The arithmetic circuit according to claim 3, wherein the control processor randomly selects a processing step to be assigned to each of the n arithmetic units using a uniform random number generated so as not to overlap.
The n arithmetic units have different processing performances from each other.
The n arithmetic units are associated with n identification numbers, respectively.
The control processor randomly generates any one of the n identification numbers for each of the m processing steps at a frequency proportional to the processing performance of each of the n arithmetic units. The arithmetic circuit according to claim 1, wherein each processing step is assigned to the arithmetic unit corresponding to the generated identification number.
The arithmetic circuit according to any one of claims 1 to 5, wherein the arithmetic processing for the input data includes a convolutional arithmetic in a convolutional neural network model.
It is a calculation method for input data.
The arithmetic processing for the input data includes m processing steps that can be processed in parallel with each other, and the arithmetic processing amount of each of the m processing steps is the arithmetic processing amount of at least one of the remaining processing steps. Unlike
The calculation method is
A step in which the control processor randomly assigns each of the m processing steps to any one of the n arithmetic units based on a random number.
An arithmetic method, wherein each of the n arithmetic units includes a step of executing at least one assigned processing step.
A program for causing an arithmetic circuit to execute arithmetic processing on input data.
The arithmetic processing for the input data includes m processing steps that can be processed in parallel with each other, and the arithmetic processing amount of each of the m processing steps is the arithmetic processing amount of at least one of the remaining processing steps. Unlike
The arithmetic circuit is
With n being an integer greater than or equal to 2 and smaller than m, n arithmetic units and
Including control processor
The program
The control processor is made to randomly assign each of the m processing steps to any one of the n arithmetic units based on a random number.
A program that causes each of the n arithmetic units to perform at least one assigned processing step.
The method for designing an arithmetic circuit according to claim 5.
A step of determining a combination of a plurality of arithmetic units having different processing performances and circuit areas from each other so that the total circuit area is equal to or less than a predetermined upper limit value.

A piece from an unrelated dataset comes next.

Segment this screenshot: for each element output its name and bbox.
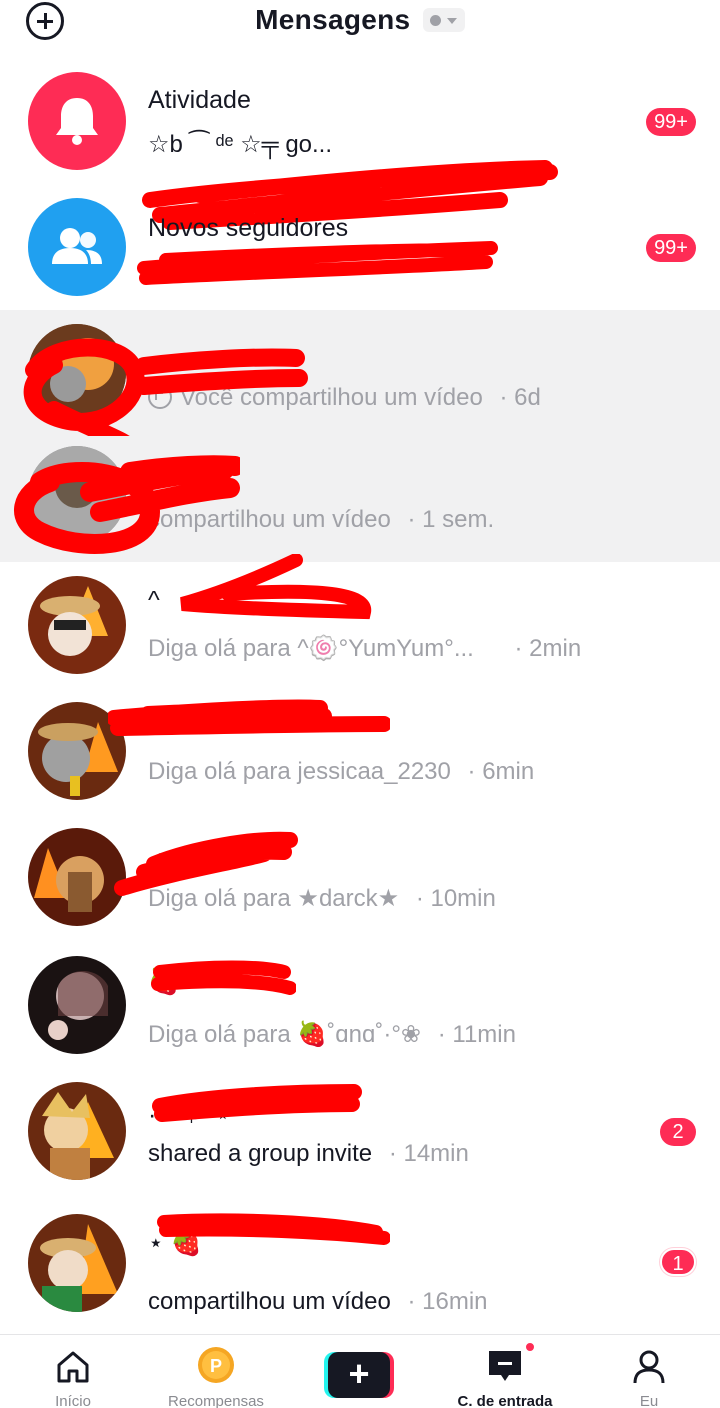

For each of the m processing steps, one of the identification numbers of the plurality of arithmetic units constituting the combination is randomly assigned at a frequency proportional to the processing performance of each arithmetic unit constituting the combination. And the step of assigning each processing step to the arithmetic unit corresponding to the generated identification number,
A step of estimating the processing time of the m processing steps based on the allocation result of the m processing steps to the plurality of arithmetic units constituting the combination, and a step of estimating the processing time of the m processing steps.
By executing the step of determining the combination of the plurality of arithmetic units a plurality of times, a plurality of combinations of the plurality of arithmetic units are determined, and the step of assigning the combination to each of the plurality of arithmetic units and the step of estimating the estimation are performed. By executing the above, the processing time of the m processing steps is estimated for each of the plurality of combinations, and the combination of the plurality of arithmetic units having the shortest processing time is used for the arithmetic circuit. A method for designing an arithmetic circuit, which comprises a step of determining n arithmetic units.